IT:AD:ISO 25010
* See also:
Summary
ISO/IEC 25010:2011 was issued in 2011 and replaces IT:AD:ISO 9126, which in turn was derived from earlier work on IT:AD:FURPS on defining and classifying Requirements for software.
Notes
Part of IT:AD:SQuaRE, it has 8 characteristics, compared to IT:AD:ISO 9126's 6, and IT:AD:FURPS's 5:
- Functional: (used to be Functionality in IT:AD:ISO 9126).
- Completeness:
- Stakeholder Functionality:
- Public User functionality: functionality required by clients
- Business functionality: functionality required by Business Users to provide services to clients (Read/Write/Approve/Logical Delete)
- Business support functionality: functionality required by Business Support Specialists (Business Role allocation)

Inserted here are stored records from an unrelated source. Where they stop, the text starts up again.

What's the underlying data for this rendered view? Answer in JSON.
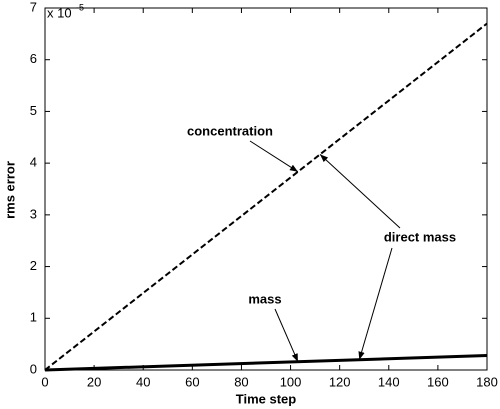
{
  "chart_data": {
    "type": "line",
    "x_label": "Time step",
    "y_label": "rms error",
    "y_scale_label": {
      "base": "x 10",
      "exponent": "-5"
    },
    "x": [
      0,
      180
    ],
    "series": [
      {
        "color": "#000000",
        "style": "dashed",
        "values": [
          0,
          6.7
        ]
      },
      {
        "color": "#000000",
        "style": "solid",
        "values": [
          0,
          0.28
        ]
      }
    ],
    "annotations": [
      {
        "text": "concentration",
        "series": [
          0
        ]
      },
      {
        "text": "direct mass",
        "series": [
          0,
          1
        ]
      },
      {
        "text": "mass",
        "series": [
          1
        ]
      }
    ],
    "xlim": [
      0,
      180
    ],
    "xticks": [
      0,
      20,
      40,
      60,
      80,
      100,
      120,
      140,
      160,
      180
    ],
    "ylim": [
      0,
      7
    ],
    "yticks": [
      0,
      1,
      2,
      3,
      4,
      5,
      6,
      7
    ],
    "grid": false
  }
}
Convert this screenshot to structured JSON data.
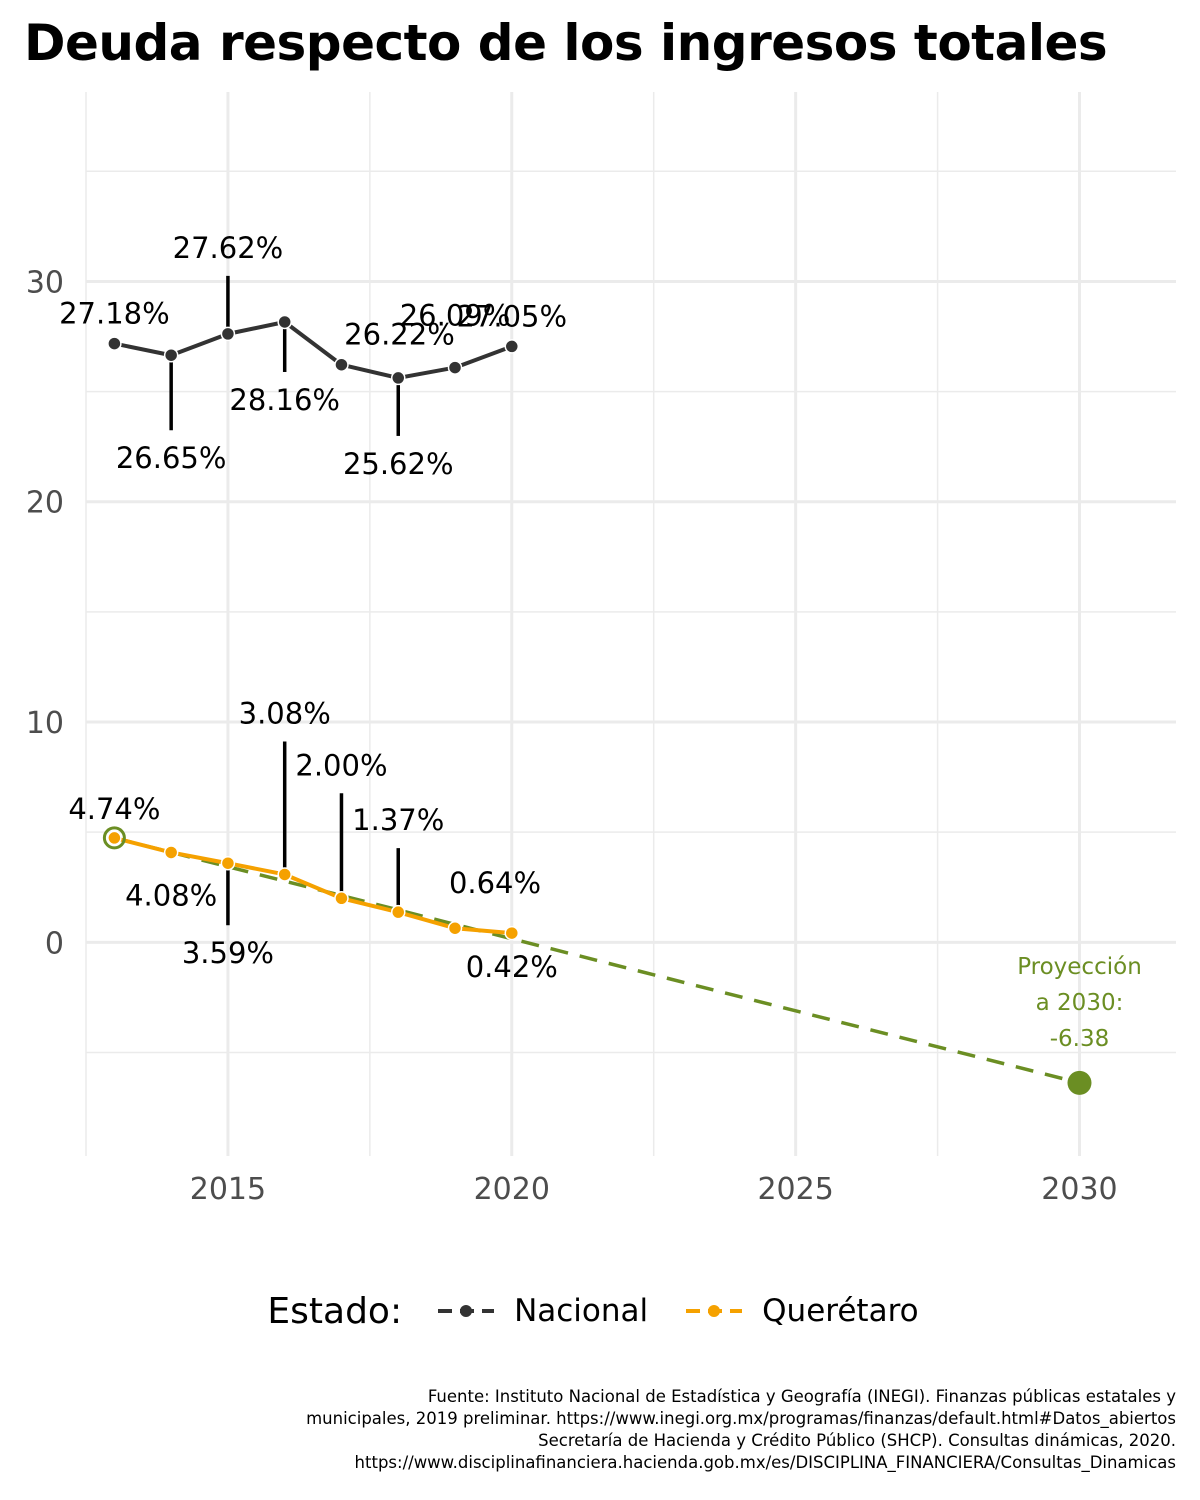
{
  "title": "Deuda respecto de los ingresos totales",
  "chart_data": {
    "type": "line",
    "title": "Deuda respecto de los ingresos totales",
    "xlabel": "",
    "ylabel": "",
    "xlim": [
      2012.5,
      2031.7
    ],
    "ylim": [
      -9.7,
      38.6
    ],
    "x_ticks": [
      2015,
      2020,
      2025,
      2030
    ],
    "y_ticks": [
      0,
      10,
      20,
      30
    ],
    "grid": true,
    "legend_position": "bottom",
    "legend_title": "Estado:",
    "series": [
      {
        "name": "Nacional",
        "color": "#333333",
        "x": [
          2013,
          2014,
          2015,
          2016,
          2017,
          2018,
          2019,
          2020
        ],
        "values": [
          27.18,
          26.65,
          27.62,
          28.16,
          26.22,
          25.62,
          26.09,
          27.05
        ],
        "labels": [
          "27.18%",
          "26.65%",
          "27.62%",
          "28.16%",
          "26.22%",
          "25.62%",
          "26.09%",
          "27.05%"
        ]
      },
      {
        "name": "Querétaro",
        "color": "#F5A100",
        "x": [
          2013,
          2014,
          2015,
          2016,
          2017,
          2018,
          2019,
          2020
        ],
        "values": [
          4.74,
          4.08,
          3.59,
          3.08,
          2.0,
          1.37,
          0.64,
          0.42
        ],
        "labels": [
          "4.74%",
          "4.08%",
          "3.59%",
          "3.08%",
          "2.00%",
          "1.37%",
          "0.64%",
          "0.42%"
        ]
      }
    ],
    "projection": {
      "color": "#6B8E23",
      "from": {
        "x": 2013,
        "y": 4.74
      },
      "to": {
        "x": 2030,
        "y": -6.38
      },
      "label_lines": [
        "Proyección",
        "a 2030:",
        "-6.38"
      ]
    }
  },
  "caption_lines": [
    "Fuente: Instituto Nacional de Estadística y Geografía (INEGI). Finanzas públicas estatales y",
    "municipales, 2019 preliminar. https://www.inegi.org.mx/programas/finanzas/default.html#Datos_abiertos",
    "Secretaría de Hacienda y Crédito Público (SHCP). Consultas dinámicas, 2020.",
    "https://www.disciplinafinanciera.hacienda.gob.mx/es/DISCIPLINA_FINANCIERA/Consultas_Dinamicas"
  ]
}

- Application support functionality: functionality required by Support Specialists (System role allocation, Backup management).
- Infrastructure support functionality: functionality required by Infrastructure Specialists, monitoring the platform
- Obligations:
- Legal:
- Openness: adhering to open data directives
- Security: adhering to data classification requirements
- Privacy: adhering to national privacy laws
- Archiving: adhering to archiving directives
- Standards:
- Security: adhering to national recommendations
- Accessibility: by all members of the public, including the by visually impaired
- Usability: by all members of the public, from the devices they most use
- API Interfaces: adhering to web API standards
- Correctness ← renamed from Accuracy in IT:AD:ISO 9126
- Appropriateness ← renamed from Functional appropriateness in IT:AD:ISO 9126. Ref: ISO 9241-110
- Validation:
- Documentation:
- Performance efficiency ← renamed from Efficiency, in IT:AD:ISO 9126 and IT:AD:FURPS
- Time behavior
- Resource Utilization
- Capacity ←- new
- Compatibility ← new
- Co-Existence ← moved from Portability in IT:AD:ISO 9126
- Interoperability ← moved from Functionality in IT:AD:ISO 9126
- Usability
- Appropriateness recognizability ← renamed from Understandability
- Learnability
- Operability
- User Error Protection ← new
- User Interface Aesthetics ← renamed from Attractiveness
- Accessibility ← new
- Reliability
- Maturity
- Availability ← new
- Fault Tolerance
- [Recoverability]
- Security ← new
- Confidentiality ← new
- Integrity ← new
- Non-Repudiation ← new
- Accountability ← new
- Authenticity ← new (identity can be proved to be the one claimed)
* Maintainability
- Modularity ← new
- Reusability ← new
- Analysability
- Modifiability ← new amalgamation of older Reusability, Changeability, Stability in IT:AD:ISO 9126
- Testability
* Portability
- Adaptability
- Installability
- Replaceability
Issues
Classifying Requirements has always been hard. Although we're closer with this system, the system still has issues.
- where's Recoverability? I'll put it under Reliability for now. But maybe it was intended for being under Maintainability. Or was it Stability?
- Where should one put Diagnostic Tracing?
- Most security requirements combine Integrity and Confidentiality. It's hard to know which one to put a requirement in.
- Where does Compliance go? Or was it intended to go under System Functional? (But Web Standards is Interoperability…)
- Where does Documentation go? SAD? Operations Manual? Deployment Manual? etc.
- Where does Validation go? It's the basis of Conformance/Normalization/Data-Quality…all of which I can't place in the above categories.
- Where should requirements such as “Use UTC” and “Use Data Conventions” go? Is that Maintainability? Or other?